Harvard, which was officially chartered in 1650, probably existed as a real institution of higher education for centuries. That reality is no longer.
The Harvard that everyone -- be it Harvard president Larry Summers, SLATE's Daniel Gross or "Harvard Rules" author Richard Bradley -- is arguing about is a myth, brand, fantasy, investment strategy, symbol to be loved/hated.
Harvard went out of existence sometime after World War II when the GI bill opened all higher education, including Harvard, to the masses. Attending it as a student, working in it as faculty/administration, not attending it or working in it when given the opportunity became issues of strategy. The actual education, tradition, values became increasingly irrelevant to anyone thinking about Harvard.

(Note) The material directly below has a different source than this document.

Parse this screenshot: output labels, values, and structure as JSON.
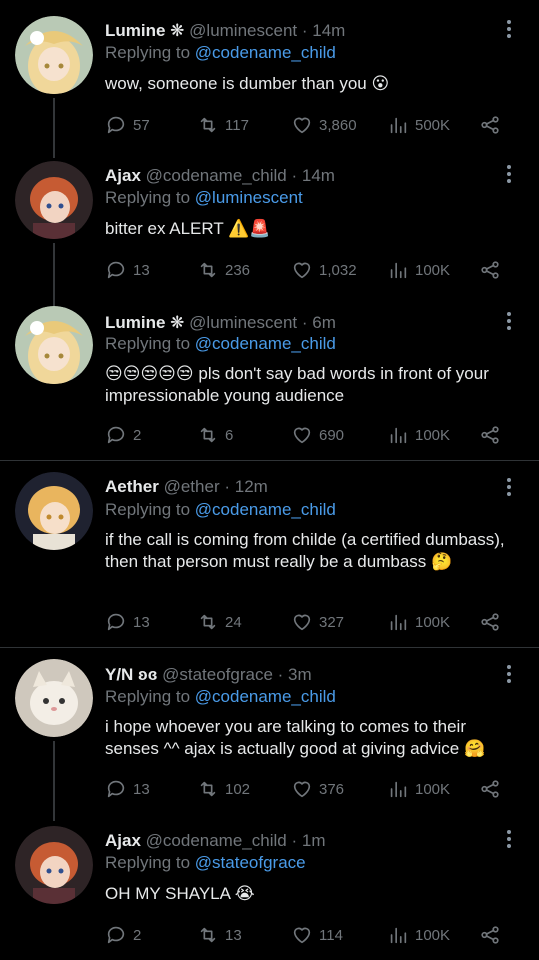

That's what I explain to those who ask me if they should go for a professional degree at Harvard, if their offspring should shoot for Harvard College, should they sacrifice their lifestyle and current earning power to work at Harvard, and should they hire someone just because he/she has a Harvard degree.

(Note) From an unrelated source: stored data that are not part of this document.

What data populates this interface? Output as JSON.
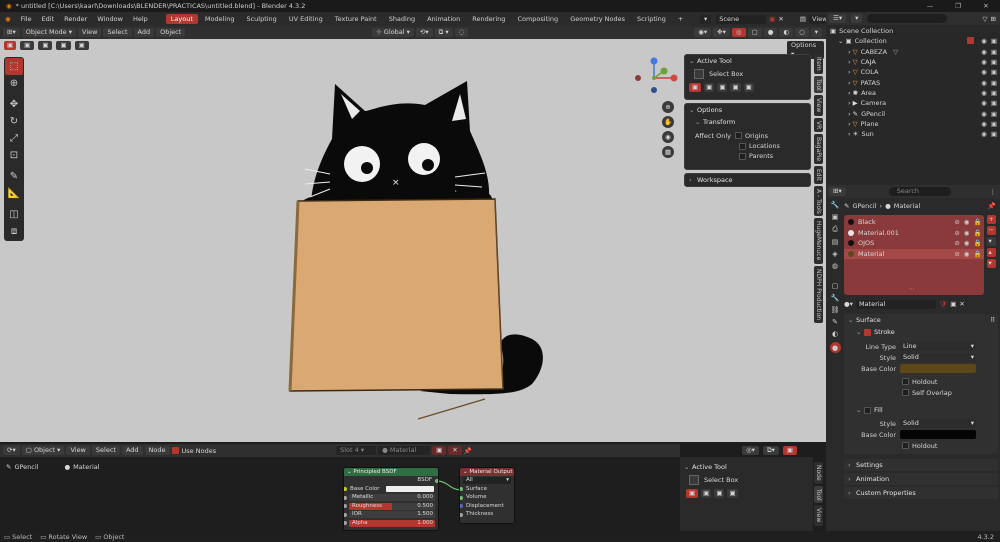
{
  "window": {
    "title": "* untitled [C:\\Users\\kaarl\\Downloads\\BLENDER\\PRACTICAS\\untitled.blend] - Blender 4.3.2"
  },
  "menus": [
    "File",
    "Edit",
    "Render",
    "Window",
    "Help"
  ],
  "workspaces": [
    {
      "label": "Layout",
      "active": true
    },
    {
      "label": "Modeling",
      "active": false
    },
    {
      "label": "Sculpting",
      "active": false
    },
    {
      "label": "UV Editing",
      "active": false
    },
    {
      "label": "Texture Paint",
      "active": false
    },
    {
      "label": "Shading",
      "active": false
    },
    {
      "label": "Animation",
      "active": false
    },
    {
      "label": "Rendering",
      "active": false
    },
    {
      "label": "Compositing",
      "active": false
    },
    {
      "label": "Geometry Nodes",
      "active": false
    },
    {
      "label": "Scripting",
      "active": false
    }
  ],
  "scene": {
    "name": "Scene",
    "view_layer": "ViewLayer"
  },
  "viewport_header": {
    "mode": "Object Mode",
    "menus": [
      "View",
      "Select",
      "Add",
      "Object"
    ],
    "transform_orientation": "Global",
    "options_label": "Options"
  },
  "n_panel": {
    "active_tool_title": "Active Tool",
    "tool_name": "Select Box",
    "options_title": "Options",
    "transform_title": "Transform",
    "affect_only_label": "Affect Only",
    "affect_only": [
      "Origins",
      "Locations",
      "Parents"
    ],
    "workspace_title": "Workspace",
    "tabs": [
      "Item",
      "Tool",
      "View",
      "VR",
      "BagaPie",
      "Edit",
      "A - Tools",
      "HugeMenuce",
      "NDPH Production"
    ]
  },
  "outliner": {
    "search_placeholder": "",
    "root": "Scene Collection",
    "collection": "Collection",
    "items": [
      {
        "name": "CABEZA",
        "indent": 2
      },
      {
        "name": "CAJA",
        "indent": 2
      },
      {
        "name": "COLA",
        "indent": 2
      },
      {
        "name": "PATAS",
        "indent": 2
      },
      {
        "name": "Area",
        "indent": 1
      },
      {
        "name": "Camera",
        "indent": 1
      },
      {
        "name": "GPencil",
        "indent": 1
      },
      {
        "name": "Plane",
        "indent": 1
      },
      {
        "name": "Sun",
        "indent": 1
      }
    ]
  },
  "properties": {
    "search_placeholder": "Search",
    "breadcrumb_object": "GPencil",
    "breadcrumb_material": "Material",
    "material_slots": [
      "Black",
      "Material.001",
      "OJOS",
      "Material"
    ],
    "selected_slot": "Material",
    "material_name": "Material",
    "surface_title": "Surface",
    "stroke_title": "Stroke",
    "line_type_label": "Line Type",
    "line_type_value": "Line",
    "style_label": "Style",
    "style_value": "Solid",
    "base_color_label": "Base Color",
    "holdout_label": "Holdout",
    "self_overlap_label": "Self Overlap",
    "fill_title": "Fill",
    "fill_style_label": "Style",
    "fill_style_value": "Solid",
    "fill_base_color_label": "Base Color",
    "fill_holdout_label": "Holdout",
    "settings_title": "Settings",
    "animation_title": "Animation",
    "custom_properties_title": "Custom Properties",
    "stroke_color": "#5e4718",
    "fill_color": "#050505"
  },
  "node_editor": {
    "type": "Object",
    "menus": [
      "View",
      "Select",
      "Add",
      "Node"
    ],
    "use_nodes_label": "Use Nodes",
    "slot_label": "Slot 4",
    "material_field": "Material",
    "breadcrumb_object": "GPencil",
    "breadcrumb_material": "Material",
    "principled": {
      "title": "Principled BSDF",
      "output": "BSDF",
      "inputs": [
        {
          "label": "Base Color",
          "value": ""
        },
        {
          "label": "Metallic",
          "value": "0.000"
        },
        {
          "label": "Roughness",
          "value": "0.500"
        },
        {
          "label": "IOR",
          "value": "1.500"
        },
        {
          "label": "Alpha",
          "value": "1.000"
        }
      ]
    },
    "material_output": {
      "title": "Material Output",
      "target": "All",
      "inputs": [
        "Surface",
        "Volume",
        "Displacement",
        "Thickness"
      ]
    },
    "side_panel": {
      "active_tool_title": "Active Tool",
      "tool_name": "Select Box",
      "tabs": [
        "Node",
        "Tool",
        "View"
      ]
    }
  },
  "statusbar": {
    "items": [
      "Select",
      "Rotate View",
      "Object"
    ],
    "version": "4.3.2"
  },
  "colors": {
    "accent": "#b3362f",
    "viewport_bg": "#c8c8c8",
    "box": "#d9a873"
  }
}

Of course, you're wondering how I became an expert on Harvard. Well, I went there and then left. Just as with Bill Gates, that makes me uniquely sought after as an oracle on the Harvard brand (even though I have not yet achieved anything on the level of Mr. Gates who was recently TIME'S Person of the Year.)

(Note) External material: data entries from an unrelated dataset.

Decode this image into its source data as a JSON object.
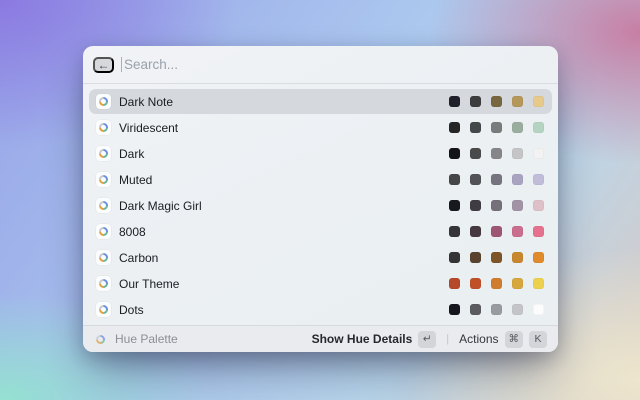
{
  "search": {
    "placeholder": "Search..."
  },
  "icons": {
    "back": "←",
    "return_key": "↵",
    "command_key": "⌘",
    "divider": "|"
  },
  "list": {
    "items": [
      {
        "label": "Dark Note",
        "selected": true,
        "swatches": [
          "#20202a",
          "#3d3d3d",
          "#77663f",
          "#b5975a",
          "#e7ca8b"
        ]
      },
      {
        "label": "Viridescent",
        "selected": false,
        "swatches": [
          "#252525",
          "#434848",
          "#767d7b",
          "#9aad9f",
          "#b5d3c1"
        ]
      },
      {
        "label": "Dark",
        "selected": false,
        "swatches": [
          "#141418",
          "#4a4a4a",
          "#868689",
          "#c5c5c7",
          "#f2f2f2"
        ]
      },
      {
        "label": "Muted",
        "selected": false,
        "swatches": [
          "#464649",
          "#525257",
          "#76747f",
          "#a9a3c2",
          "#c0bcda"
        ]
      },
      {
        "label": "Dark Magic Girl",
        "selected": false,
        "swatches": [
          "#18181f",
          "#403c44",
          "#757079",
          "#a292a6",
          "#dec0c8"
        ]
      },
      {
        "label": "8008",
        "selected": false,
        "swatches": [
          "#353439",
          "#45393f",
          "#9d5673",
          "#ca6e8d",
          "#e5718f"
        ]
      },
      {
        "label": "Carbon",
        "selected": false,
        "swatches": [
          "#343434",
          "#59432e",
          "#7d5426",
          "#c8872f",
          "#e08a2b"
        ]
      },
      {
        "label": "Our Theme",
        "selected": false,
        "swatches": [
          "#b5492a",
          "#c05028",
          "#d07c2f",
          "#d6a73c",
          "#edd14e"
        ]
      },
      {
        "label": "Dots",
        "selected": false,
        "swatches": [
          "#16161e",
          "#5b5b60",
          "#999ba0",
          "#c5c5c9",
          "#fcfcfc"
        ]
      }
    ]
  },
  "footer": {
    "source_label": "Hue Palette",
    "primary_action_label": "Show Hue Details",
    "primary_action_key": "↵",
    "actions_label": "Actions",
    "actions_keys": [
      "⌘",
      "K"
    ]
  },
  "colors": {
    "selection_highlight": "#d5d8dc",
    "window_background": "#eff2f5",
    "footer_background": "#e9ebee"
  }
}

All decisions about Harvard demand that we drill down ruthlessly to what we want/expect from the deal. Education, qualifications, ethos, grooming, even connections have little to do with those decisions.
If, for example, we want to join the C-level at a large US corporation, a 2004 study by Peter Cappelli and Monika Hamori documents that we don't need Harvard for that. Some of what a Harvard degree can get us is discussed at length in "Who Needs Harvard?" by Daniel Gross.
But all decisions, particularly those involving Harvard which doesn't exist, involve ambiguity. For example, should I push to become an adjunct communications instructor at Harvard B or Law School? Is it worth the schlep from Seymour, CT to Boston, MA, preparing top-flight lectures, and being challenged by highly aggressive students?
That depends on a lot of things. How much confidence do I have in my ability to leverage that experience for increased influence and earnings? And that depends on how much energy I will be willing to invest in that experience to make it deliver big. And that depends on what other kinds of experiences I would be taking on simultaneously or passing up at the time (opportunity cost) to do the Harvard teaching.
When struggling with these decisions, we've got to keep straight one thing: There is no Harvard any more.